Wednesday, September 3, 2014

Zhivagoland

Winter is icummen in,
Lhude sing goddamm.
                                                                                   --Ezra Pound, from Ancient Music                                                                            

   A raw north wind rages about the plain. This old house, windows painted shut last summer, chinks sealed with can tin, old bed covers laid against the threshold and across the door, is no match for it. It is too cold to write, but it would be a good day to drive somewhere and let the sun warm the soul through the windshield. And if he were on the way to somewhere, I would visit friend Ray. But he has gone to North Dakota, land of sun dogs and Sacagawea, where winters hang on for millennia I am told, and where today, I am certain, it is too cold to write.

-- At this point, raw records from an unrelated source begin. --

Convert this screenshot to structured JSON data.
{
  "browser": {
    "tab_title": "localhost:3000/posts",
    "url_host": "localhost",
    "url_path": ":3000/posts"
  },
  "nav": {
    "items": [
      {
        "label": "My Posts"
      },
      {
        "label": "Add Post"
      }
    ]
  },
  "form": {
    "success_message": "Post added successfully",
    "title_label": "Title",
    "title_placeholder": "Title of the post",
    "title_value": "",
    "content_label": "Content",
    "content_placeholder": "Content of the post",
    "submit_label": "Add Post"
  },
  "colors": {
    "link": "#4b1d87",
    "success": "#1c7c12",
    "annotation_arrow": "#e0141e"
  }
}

  Yuri Andreyevich Zhivago, doctor, in the dead of a Russian winter, by the light and warmth of a single candle, wrote love poems to Lara. Yet we wonder whether under our present circumstances we will ever write again. Let's not kid ourselves. We are no Doctors Zhivago. We are old men and over time the intense cold of this land has taken its toll on our words, frozen them rock solid in our brains, and no amount of alcohol or a good woman's loving can thaw them into usefulness again. We know. We have tried. We have no answer for it . . . only a few old Mandan prayers that will never be of use to us.
-glwarren, 2014


Notes

   Yes, I know, Pasternak and Pound make strange bedfellows. But the epigraph has a history in that even on the so-called southern plains the winter can be brutal. And when we were university students we dreaded its coming so much that at the first sign we began chanting that old Pound verse as if doing so might ward off the worst of it. We were the thinnest of boys with thinner coats and spent a lot of time drinking hot coffee with lots of creamer in the mothering warmth of the student union. Runny noses, watery eyes. Still . . . I believe the beginnings of some of our best literary efforts came from those winters. But that was a long, long time ago.